WASHINGTON – Maryland health officials plan to vaccinate 5,500 health care workers and have started recruiting volunteers for the teams that would be the first line of defense against any bioterror attack using the disease.
The teams could also be called on to vaccinate other health care workers, public safety crews and the general public, if those are called for under a national plan still being considered by the Bush administration.
“This is a plan to put together teams of individuals, pre-vaccinated and pre-trained for quick response for any potential case of smallpox in the state,” said Dr. Georges Benjamin, former secretary of the state Department of Health and Mental Hygiene.
Vaccinations cannot begin until the Bush administration announces the national plan and releases the vaccine. A Department of Health and Human Services official said Wednesday that a decision is expected soon from the White House on the policy.
The state plan was submitted Tuesday to the Centers for Disease Control and Prevention for approval, said Dr. Diane Matuszak, acting deputy secretary for the state health department. She said every state submitted a plan, and warned that they are “very much living documents” that can be altered at any time.
Maryland’s plan calls for 80 health department teams — two from the state, the rest from local health departments — that will total about 500 workers. Another 5,000 team members will be drawn from hospitals that have emergency medical services. Those teams will have 50 to 250 members each, depending on hospital location and size, said Karen Black, spokeswoman for the Department of Health and Mental Hygiene.
When the state was developing its plan in October, Benjamin said he was not worried about recruiting volunteers.
“Public health workers are pretty gung-ho folks,” said Benjamin, who is now executive director of the American Public Health Association. “I don’t think it will be a problem getting people to volunteer. I don’t think it will be difficult to find heroic workers that want to support their neighbors.”
The first-response teams are phase one of a three-part vaccination plan.
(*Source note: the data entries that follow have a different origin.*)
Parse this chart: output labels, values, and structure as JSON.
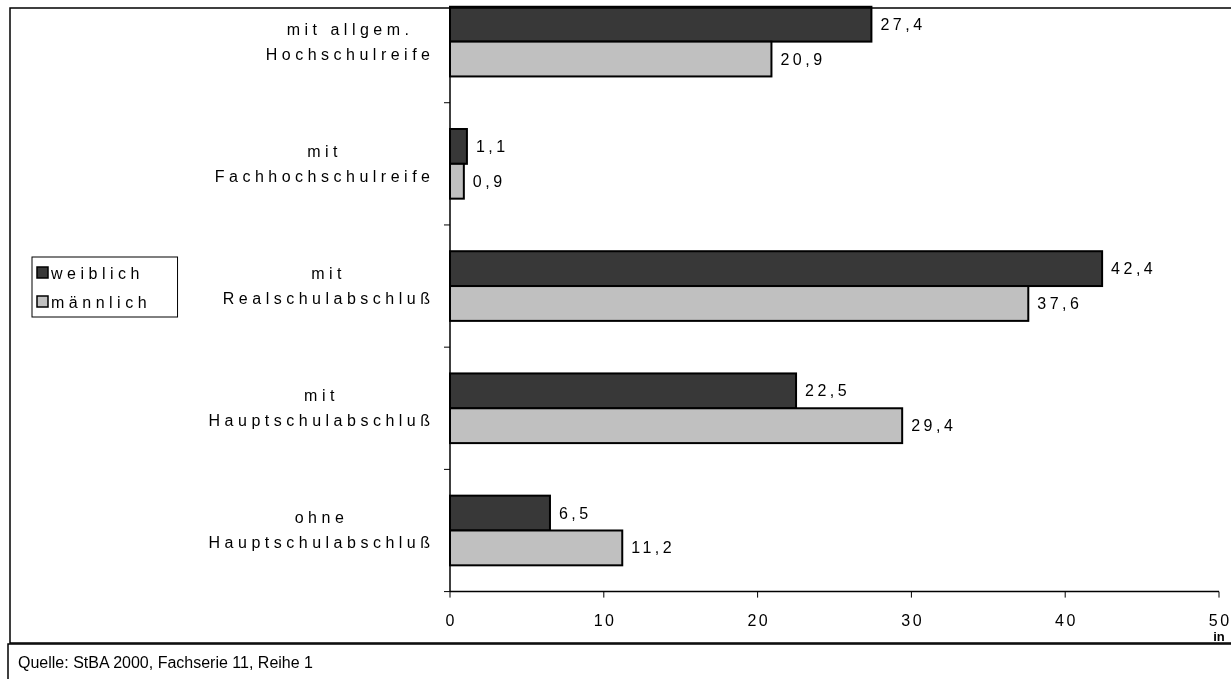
{
  "chart_data": {
    "type": "bar",
    "orientation": "horizontal",
    "categories": [
      "mit allgem. Hochschulreife",
      "mit Fachhochschulreife",
      "mit Realschulabschluß",
      "mit Hauptschulabschluß",
      "ohne Hauptschulabschluß"
    ],
    "series": [
      {
        "name": "weiblich",
        "color": "#383838",
        "values": [
          27.4,
          1.1,
          42.4,
          22.5,
          6.5
        ],
        "value_labels": [
          "27,4",
          "1,1",
          "42,4",
          "22,5",
          "6,5"
        ]
      },
      {
        "name": "männlich",
        "color": "#c0c0c0",
        "values": [
          20.9,
          0.9,
          37.6,
          29.4,
          11.2
        ],
        "value_labels": [
          "20,9",
          "0,9",
          "37,6",
          "29,4",
          "11,2"
        ]
      }
    ],
    "xlim": [
      0,
      50
    ],
    "xticks": [
      0,
      10,
      20,
      30,
      40,
      50
    ],
    "xlabel": "in",
    "legend": "left",
    "annotations": [
      "Quelle: StBA 2000, Fachserie 11, Reihe 1"
    ]
  }
}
Phase two would expand vaccination to health care and public safety workers and phase three would involve vaccinating the general public. Matuszak said phases two and three are currently just recommendations made by an advisory committee to the CDC.
While many health officials favor vaccinating response teams, some remain skeptical that mass vaccination is wise, because of potential risks of the vaccine.
“It makes sense to start with (health care workers) and wait and see,” said Gigi Kwik, a fellow at the Center for Civilian Biodefense Strategy at Johns Hopkins University. “They are the most at risk.”
Benjamin said he is not support vaccinating the whole population “because the risk of vaccine outweighs the risk of the disease.”
“For a disease that is not here, no human being in the planet has it, giving people a vaccination en masse is a more of a risk than waiting,” he said.
Routine vaccination for smallpox ended in 1972 and the disease was eradicated worldwide in 1977. It is a highly contagious disease with initial flu-like symptoms, followed by a progressive full-body rash. Approximately one- third of those infected with the virus die.
Despite some risks associated with the smallpox vaccine, it is the only defense against the disease.
According to the CDC, most people experience mild reactions to the vaccine, including sore arm, fever and body aches. One in three people felt bad enough to miss school or work after vaccination. About 1,000 in 1 million have serious, but not life-threatening reactions, that include an allergic reaction at the site or the spread of the vaccinia virus to other parts of the body or other people.
Between 14 and 52 people per 1 million have potentially life-threatening reactions and one or two of those people will die from the vaccine, the CDC estimates.
But 65 percent of Americans are willing to be vaccinated, according to a poll released Wednesday by the Robert Wood Johnson Foundation. It said the poll reflects a growing concern about the potential use of smallpox in a terrorist attack.
Even with the potential risks, Maryland officials are preparing for vaccinations.
“I think everybody recognizes that there have been reports smallpox could be weaponized,” Matuszak said. “The president called upon the nation to be prepared, we are all being prudent and prepared the best we can.”
The CDC also asked states this month to proposse a plan for responding to a smallpox outbreak. That plan, which is separate from the vaccination plans currently under consideration, could include vaccine safety monitoring, outbreak investigation strategies and patient care, Matuszak said.
“If you can handle the initial phases and then the post-event phase, I guess the assumption is that you can immunize those in between,” she said.